El artículo 5 de la Ley 22/2011, de 28 de julio, de residuos y suelos contaminados, establece que por orden del MAPAMA se podrán establecer los criterios específicos que determinados tipos de residuos, que hayan sido sometidos a una operación de valorización, incluido el reciclado, deberán cumplir para que puedan dejar de ser considerados como residuos, a los efectos de lo dispuesto en la citada Ley y siempre que se cumplan las siguientes condiciones:

  1. Que las sustancias u objetos resultantes se usen habitualmente para finalidades específicas;
  2. que exista un mercado o una demanda para dichas sustancias u objetos;
  3. que las sustancias u objetos resultantes cumplan los requisitos técnicos para finalidades específicas, la legislación existente y las normas aplicables a los productos; y
  4. que el uso de la sustancia u objeto resultante no genere impactos adversos para el medio ambiente o la salud.

España es uno de los principales productores de biodiésel de la Unión Europea, si bien su capacidad instalada es muy superior a su producción real. Existe un marco normativo comunitario y español para promover de forma prioritaria los biocarburantes de segunda generación entre los que encuentra el biodiésel (FAME) obtenido a partir de residuos y en particular de aceites de cocina usados y de grasas animales. El biodiésel de este origen reduce más las emisiones de gases de efecto invernadero y tiene un bajo impacto por cambio indirecto de uso del suelo respecto al biodiésel proveniente de aceites vírgenes.
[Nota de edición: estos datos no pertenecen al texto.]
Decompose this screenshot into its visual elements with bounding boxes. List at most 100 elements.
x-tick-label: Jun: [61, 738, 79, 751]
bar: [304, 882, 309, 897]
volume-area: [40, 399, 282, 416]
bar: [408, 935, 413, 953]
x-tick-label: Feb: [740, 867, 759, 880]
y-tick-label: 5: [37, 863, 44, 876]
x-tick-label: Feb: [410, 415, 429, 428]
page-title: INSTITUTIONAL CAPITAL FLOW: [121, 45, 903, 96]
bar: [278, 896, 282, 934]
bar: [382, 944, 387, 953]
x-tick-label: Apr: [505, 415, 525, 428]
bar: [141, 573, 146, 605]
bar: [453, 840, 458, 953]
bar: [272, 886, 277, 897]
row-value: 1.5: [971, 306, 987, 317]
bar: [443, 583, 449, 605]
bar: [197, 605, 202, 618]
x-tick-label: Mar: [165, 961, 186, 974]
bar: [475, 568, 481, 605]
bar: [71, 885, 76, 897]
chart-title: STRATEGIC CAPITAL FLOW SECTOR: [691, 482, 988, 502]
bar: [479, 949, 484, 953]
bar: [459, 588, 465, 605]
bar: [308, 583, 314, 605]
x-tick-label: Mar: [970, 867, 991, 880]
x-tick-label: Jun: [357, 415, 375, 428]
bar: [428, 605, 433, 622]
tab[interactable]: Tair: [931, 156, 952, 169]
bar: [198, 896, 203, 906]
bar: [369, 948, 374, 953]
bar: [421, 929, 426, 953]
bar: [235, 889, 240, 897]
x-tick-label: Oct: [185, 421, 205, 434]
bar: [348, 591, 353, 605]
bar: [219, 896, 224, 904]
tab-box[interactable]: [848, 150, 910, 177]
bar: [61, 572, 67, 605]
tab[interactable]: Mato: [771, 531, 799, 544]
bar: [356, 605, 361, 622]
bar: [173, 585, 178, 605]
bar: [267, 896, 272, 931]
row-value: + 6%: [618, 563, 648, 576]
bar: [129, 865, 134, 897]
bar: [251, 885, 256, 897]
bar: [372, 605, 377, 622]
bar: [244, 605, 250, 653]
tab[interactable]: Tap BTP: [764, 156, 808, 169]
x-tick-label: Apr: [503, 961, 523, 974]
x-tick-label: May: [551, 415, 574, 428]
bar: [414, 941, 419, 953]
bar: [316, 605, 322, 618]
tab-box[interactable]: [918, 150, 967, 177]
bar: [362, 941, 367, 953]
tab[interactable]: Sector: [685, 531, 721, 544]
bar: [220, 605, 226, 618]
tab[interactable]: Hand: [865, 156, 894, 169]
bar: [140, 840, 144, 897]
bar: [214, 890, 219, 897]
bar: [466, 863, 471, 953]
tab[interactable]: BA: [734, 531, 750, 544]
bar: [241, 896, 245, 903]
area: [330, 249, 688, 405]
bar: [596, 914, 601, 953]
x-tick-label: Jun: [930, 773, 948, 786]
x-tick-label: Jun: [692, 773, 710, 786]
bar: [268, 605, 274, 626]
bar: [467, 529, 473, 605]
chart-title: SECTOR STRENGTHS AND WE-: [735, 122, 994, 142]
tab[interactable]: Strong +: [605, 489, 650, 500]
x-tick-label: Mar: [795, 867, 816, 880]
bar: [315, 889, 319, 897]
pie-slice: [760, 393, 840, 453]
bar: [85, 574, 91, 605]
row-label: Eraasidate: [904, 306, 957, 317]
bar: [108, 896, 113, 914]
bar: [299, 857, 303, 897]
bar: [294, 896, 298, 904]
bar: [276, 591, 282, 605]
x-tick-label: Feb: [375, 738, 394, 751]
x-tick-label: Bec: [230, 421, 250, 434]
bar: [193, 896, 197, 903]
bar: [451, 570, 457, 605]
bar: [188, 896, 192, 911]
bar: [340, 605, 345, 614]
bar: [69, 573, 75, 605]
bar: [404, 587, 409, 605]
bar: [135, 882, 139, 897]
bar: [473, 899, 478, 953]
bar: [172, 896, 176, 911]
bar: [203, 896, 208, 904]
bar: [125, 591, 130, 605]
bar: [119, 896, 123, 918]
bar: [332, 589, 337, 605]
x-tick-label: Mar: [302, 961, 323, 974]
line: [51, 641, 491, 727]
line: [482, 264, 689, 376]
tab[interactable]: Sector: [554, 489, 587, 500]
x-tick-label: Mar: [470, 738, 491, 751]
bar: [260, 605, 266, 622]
En 2015 el aceite de cocina usado fue la segunda materia prima más usada en Europa para la producción de biodiésel. La grasa animal también se utiliza en Europa para la producción biodiésel. Francia y Reino Unido, dos de los principales países productores de biodiésel de la UE, han establecido criterios de fin de condición de residuo para el biodiesel obtenido a partir de la valorización de aceite de cocina usado y grasas animales.

El artículo 5.1 de la Ley 22/2011

En el ámbito nacional se ha verificado que el biodiésel obtenido en la valorización de aceites de cocina usados y grasas animales, cumple las cuatro condiciones establecidas en el artículo 5.1 de la Ley 22/2011, de 28 de julio:

  • Respecto a la primera condición, relativa a que las sustancias u objetos se usen habitualmente para finalidades específicas, según se ha indicado este biodiésel puede ser utilizado como biocarburante en automoción o como biocombustible en equipos de calefacción.
  • Respecto a la segunda condición, relativa a que exista un mercado o una demanda para dichas sustancias u objetos, la Directiva 2009/28/CE del Parlamento Europeo y del Consejo, de 23 de abril de 2009, relativa al fomento del uso de energía procedente de fuentes renovables y por la que se modifican y se derogan las Directivas 2001/77/CE y 2003/30/CE, establece un marco normativo que fomenta la demanda del biodiésel en su uso como biocarburante.
  • Respecto a la tercera condición, relativa a que las sustancias u objetos resultantes cumplan los requisitos técnicos para finalidades específicas, la legislación existente y las normas aplicables a los productos, la normativa española que regula el uso de determinados biocarburantes establece que el biodiésel utilizado en vehículos a motor y el utilizado en calderas de calefacción deben cumplir las especificaciones técnicas de la norma UNE‐EN 14214, que especifica los requisitos y los métodos de ensayo del biodiésel (ésteres metílicos de ácidos grasos).
  • Respecto a la cuarta condición, relativa a que el uso de la sustancia u objeto resultante no genere impactos adversos para el medio ambiente o la salud, se considera que no se generan impactos adversos para la salud humana ni para el medio ambiente siempre que se cumpla con la normativa de residuos y de subproductos animales no destinados al consumo humano (SANDACH) y se establezcan requisitos específicos para los residuos admisibles, el almacenamiento, el pretratamiento y los procesos específicos de producción y los parámetros de calidad del biodiésel obtenido.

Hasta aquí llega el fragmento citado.